I’ve managed to buy no new books for three weeks straight. I feel pretty pleased with myself.

Review: My Beloved Brontosaurus

My Beloved Brontosaurus: on the road with old bones, new science, and our favorite dinosaurs by Brian Switek
Acquired how: bought paperback

I picked up this one in a sale because it promised to investigate how scientific discovery, arguments and reporting over time had changed our views of the dinosaurs, which seemed interesting. The clue is right there in the title with the Brontosaurus – a prehistoric dinosaur that may or may not be a real separate species, or may just a sub-type of Apatosaurus. (Hilariously, my browser spelling dictionary wants me to change Apatosaurus to Brontosaurus.) This book was published in 2013 and word as of 2015 is that there is some evidence Brontosaurus may really have existed as a separate species – but debate rages on.
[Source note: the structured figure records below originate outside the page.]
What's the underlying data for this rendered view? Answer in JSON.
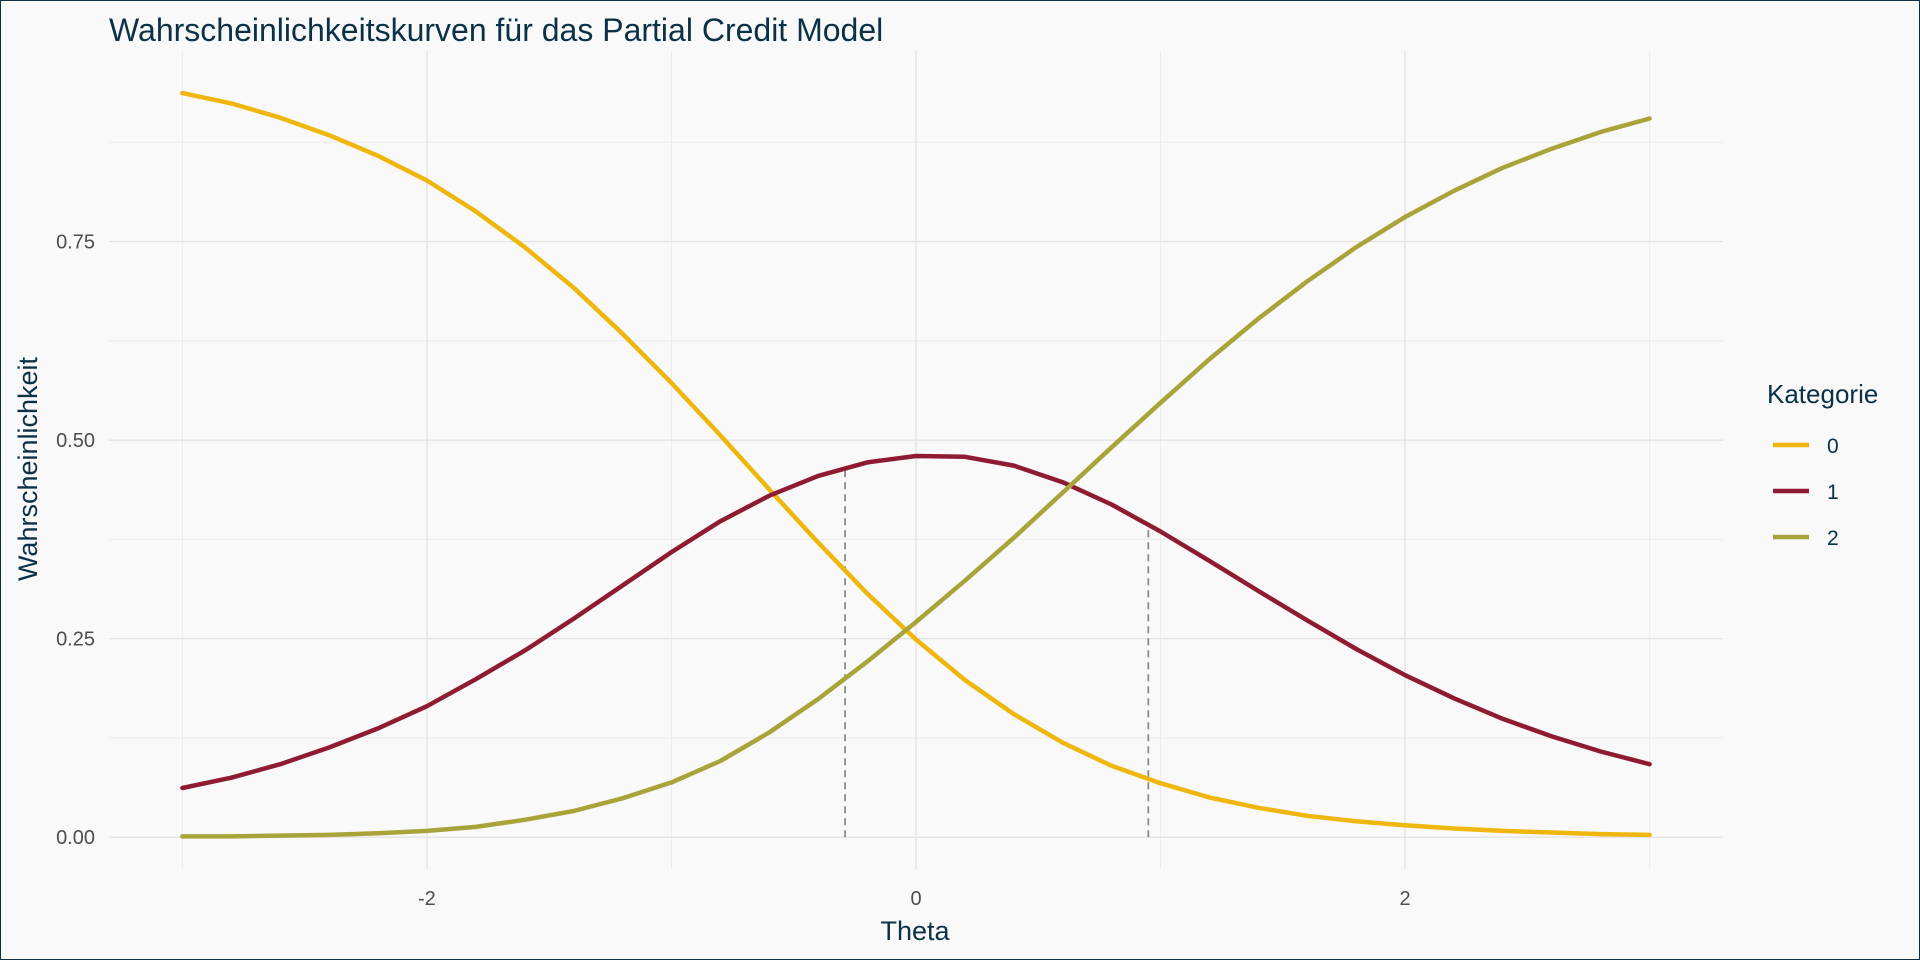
{
  "chart_data": {
    "type": "line",
    "title": "Wahrscheinlichkeitskurven für das Partial Credit Model",
    "xlabel": "Theta",
    "ylabel": "Wahrscheinlichkeit",
    "xlim": [
      -3.3,
      3.3
    ],
    "ylim": [
      -0.04,
      0.99
    ],
    "x_ticks": [
      -2,
      0,
      2
    ],
    "x_tick_labels": [
      "-2",
      "0",
      "2"
    ],
    "y_ticks": [
      0,
      0.25,
      0.5,
      0.75
    ],
    "y_tick_labels": [
      "0.00",
      "0.25",
      "0.50",
      "0.75"
    ],
    "grid": true,
    "legend": {
      "title": "Kategorie",
      "placement": "right"
    },
    "thresholds": [
      -0.29,
      0.95
    ],
    "x": [
      -3.0,
      -2.8,
      -2.6,
      -2.4,
      -2.2,
      -2.0,
      -1.8,
      -1.6,
      -1.4,
      -1.2,
      -1.0,
      -0.8,
      -0.6,
      -0.4,
      -0.2,
      0.0,
      0.2,
      0.4,
      0.6,
      0.8,
      1.0,
      1.2,
      1.4,
      1.6,
      1.8,
      2.0,
      2.2,
      2.4,
      2.6,
      2.8,
      3.0
    ],
    "series": [
      {
        "name": "0",
        "color": "#efb60d",
        "values": [
          0.937,
          0.924,
          0.906,
          0.884,
          0.858,
          0.827,
          0.788,
          0.743,
          0.692,
          0.634,
          0.572,
          0.506,
          0.438,
          0.371,
          0.307,
          0.249,
          0.198,
          0.155,
          0.119,
          0.09,
          0.068,
          0.05,
          0.037,
          0.027,
          0.02,
          0.015,
          0.011,
          0.008,
          0.006,
          0.004,
          0.003
        ]
      },
      {
        "name": "1",
        "color": "#8f1b33",
        "values": [
          0.062,
          0.075,
          0.092,
          0.113,
          0.137,
          0.165,
          0.199,
          0.235,
          0.275,
          0.317,
          0.359,
          0.398,
          0.43,
          0.455,
          0.472,
          0.48,
          0.479,
          0.468,
          0.447,
          0.419,
          0.385,
          0.348,
          0.31,
          0.273,
          0.237,
          0.204,
          0.175,
          0.149,
          0.127,
          0.108,
          0.092
        ]
      },
      {
        "name": "2",
        "color": "#a9a43a",
        "values": [
          0.001,
          0.001,
          0.002,
          0.003,
          0.005,
          0.008,
          0.013,
          0.022,
          0.033,
          0.049,
          0.069,
          0.096,
          0.132,
          0.174,
          0.221,
          0.271,
          0.323,
          0.377,
          0.434,
          0.491,
          0.547,
          0.602,
          0.653,
          0.7,
          0.743,
          0.781,
          0.814,
          0.843,
          0.867,
          0.888,
          0.905
        ]
      }
    ]
  }
}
I haven’t really looked into dinosaurs much since 1993, so there was a lot that was new to me in this volume, in terms of theories of what they looked like and how they lived. What was most interesting to me was the way that Switek follows the history of discoveries in palaeontology and the changing beliefs and arguments in the scientific community about what dinosaurs were like, how we delineate one species from the next, how they lived and what killed them. I could stand to read more about that. This book is a relatively basic pop science book and not a deep look into the subject, but as this is not my area of knowledge, I got what I wanted from it.

In terms of the design of the physical book: what a gorgeous, charming illustrated cover, and I’m strangely charmed by the simple interior typesetting and the illo of a fossil reconstruction that stretches across the double page spread of the second title page.